Sand’s assertion, on the surface, even without reading his whole argument, is quite compelling and thought-provoking. But, then, on the other hand, we have studies such as this one, which have revealed via genetics testing that there are in fact genetic elements that the vast majority of Jews share, regardless of the color of their skin. The study described at this link, led by Harry Ostrer of the Albert Einstein College of Medicine in New York, is not the only one I have heard about which has indicated that “the genomes of Jewish North African groups are distinct from one another, but that they show linkages to each other absent from their non-Jewish North African neighbors.” Ostrer is, in fact, quoted in the article as saying that
Virtually all the Jewish groups we’ve studied tend to be quite closely related to one another. It would seem for most Jewish groups, there is a biological basis for their Jewishness which is based on their sharing of DNA segments.
Groups such as the Abayudaya of Uganda, who trace their Jewishness to a single leader in the 1910s who declared himself and his followers Jewish, may be a different story, but groups as distant (racially/ethnically and geographically), removed and remote as the Lemba people of Zimbabwe have been confirmed by DNA tests to possess the Kohen gene in roughly the same demographic percentages as Ashkenazi (Eastern European), Sephardic (Mediterranean), and Mizrahi (Middle Eastern) Jews.
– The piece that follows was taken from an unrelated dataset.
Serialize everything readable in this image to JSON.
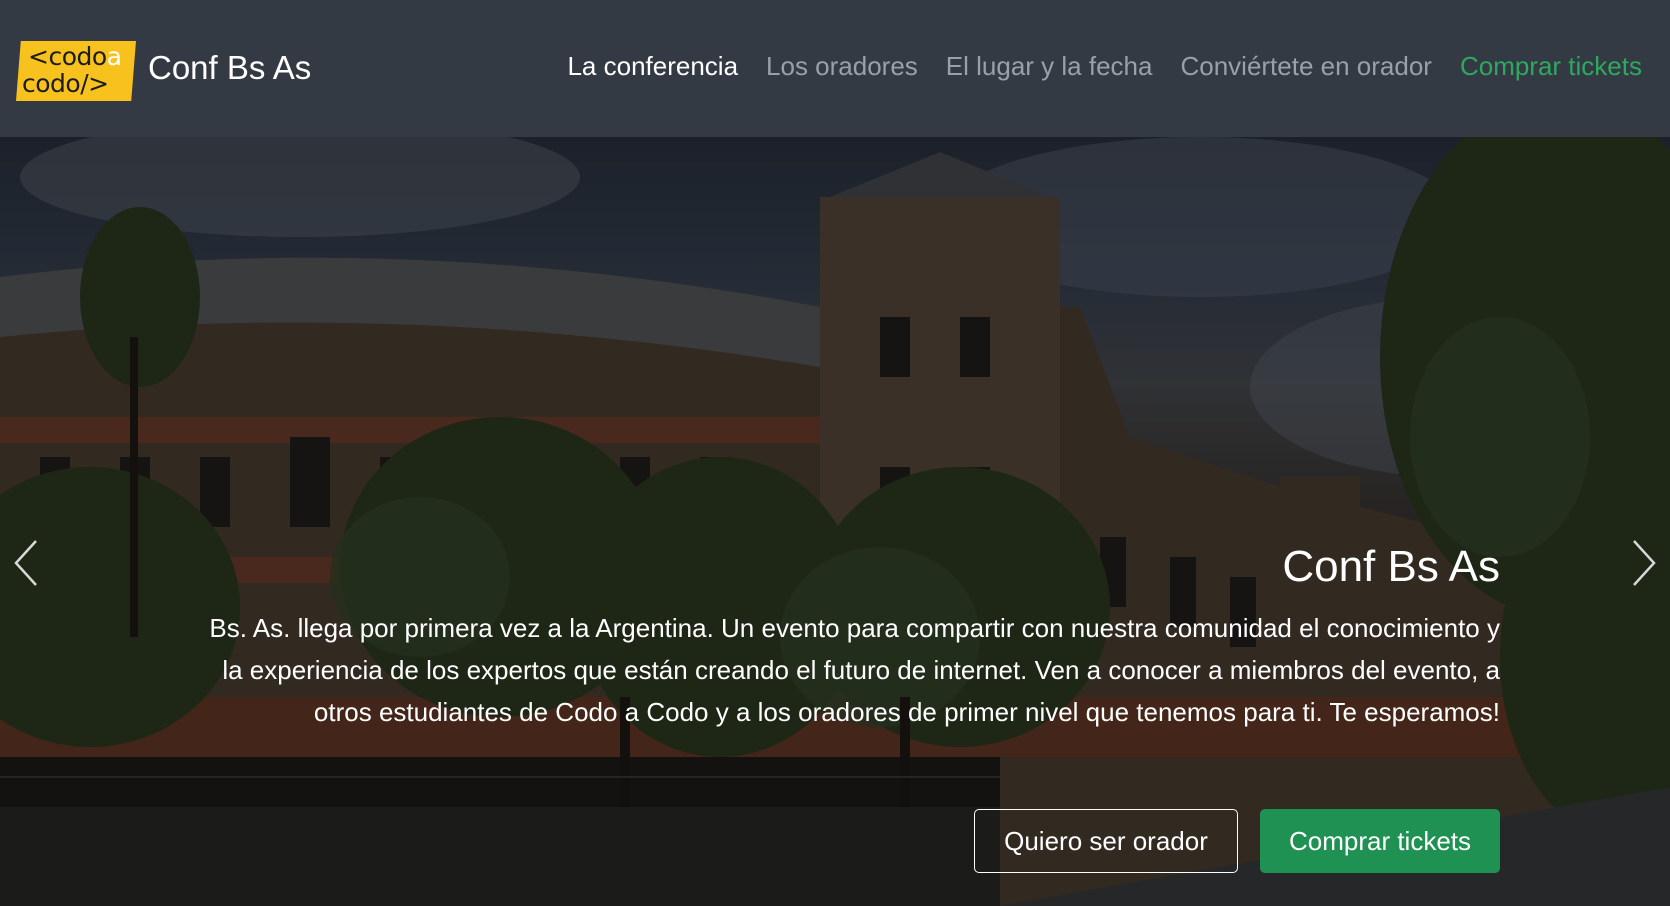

Kohens (or Kohanim) are the Jewish priestly class, supposedly descended in a direct line from Moses’ brother Aaron; one generally knows to consider oneself a Kohen as a result of being told that their father is a Kohen. I guess we’d call that oral tradition. Many Kohanim also have the surname Cohen, or something similar – also passed down from father to son – further securing the suspicion, or traditional belief, that one belongs to that class or tribe. But, getting to the point, though I imagine there is extremely little historical evidence to prove that Moses or his brother Aaron actually existed, or that those who consider themselves Kohanim (members of the Jewish priestly class) are in fact descended directly from Aaron, tests have determined that the vast majority of Kohanim possess a given gene which other Jews (and the vast majority of non-Jews?) lack – a gene marking them as Kohanim and seemingly confirming the idea that Kohen identity is something genuinely inherited.
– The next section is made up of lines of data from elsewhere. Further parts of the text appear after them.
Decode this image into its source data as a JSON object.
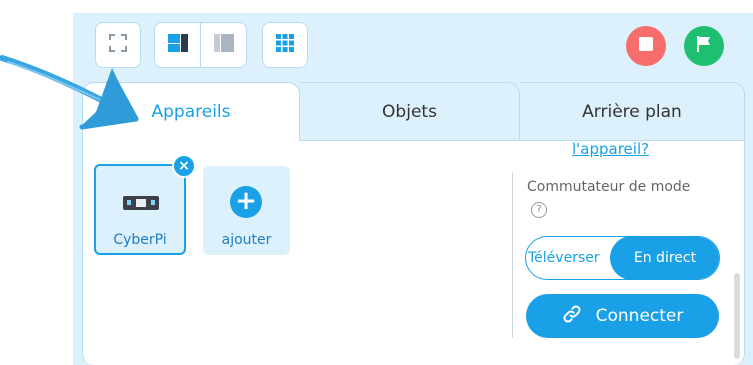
{
  "toolbar": {
    "fullscreen_icon": "fullscreen-icon",
    "layout_icons": [
      "layout-split-icon",
      "layout-stage-icon"
    ],
    "grid_icon": "grid-icon",
    "stop_icon": "stop-icon",
    "go_icon": "flag-icon"
  },
  "tabs": [
    {
      "label": "Appareils",
      "active": true
    },
    {
      "label": "Objets",
      "active": false
    },
    {
      "label": "Arrière plan",
      "active": false
    }
  ],
  "devices": {
    "items": [
      {
        "label": "CyberPi",
        "selected": true
      }
    ],
    "remove_symbol": "×",
    "add_symbol": "+",
    "add_label": "ajouter"
  },
  "side": {
    "cut_link": "l'appareil?",
    "mode_title": "Commutateur de mode",
    "help_symbol": "?",
    "mode_upload": "Téléverser",
    "mode_live": "En direct",
    "connect_label": "Connecter"
  },
  "colors": {
    "accent": "#1aa0e6",
    "panel": "#ddf1fc",
    "stop": "#f76d6d",
    "go": "#1fbf72",
    "annotation_arrow": "#3aa6e0"
  }
}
I met a lot of people in Hawaii who are “Jews by choice,” or “sons & daughters of Abraham & Sarah” – that is to say, they are converts, with no reason to believe they should possess genetically or ethnically Jewish identity. Perhaps in future this will become more common, at least in certain communities. But, while I think Sand’s assertions about the “invention” of the Jewish people are important in that they are thought-provoking and challenge the dominant discourse on the subject, it would seem there are some reassuring scientific, genetic facts which present problems for his theory.
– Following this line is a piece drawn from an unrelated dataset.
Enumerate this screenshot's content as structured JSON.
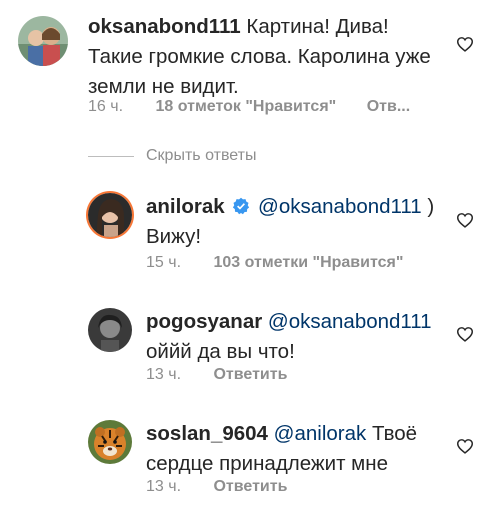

All nations, all ethnic identities, are to one extent or another, modern inventions. Even the Japanese, who on the surface seem (and claim to be) pretty ethnically homogenous, are in fact not, for one thing, given the incorporation of Okinawans, Ainu, and some small number of Chinese, Koreans, Dutch, and others in the early modern & modern periods, not to mention the ethnically mixed origins of the Jômon/Yayoi/Yamato people back in the early centuries of the Common Era; and, perhaps more to the point, the concept of being “Japanese,” of belonging to a single ethnic identity shared by people all across the archipelago, is arguably a concept that didn’t quite exist as such prior to the 19th century. Yet, all of that said, there are, nevertheless, genuine underlying genetic truths to ethnic identity, in most cases.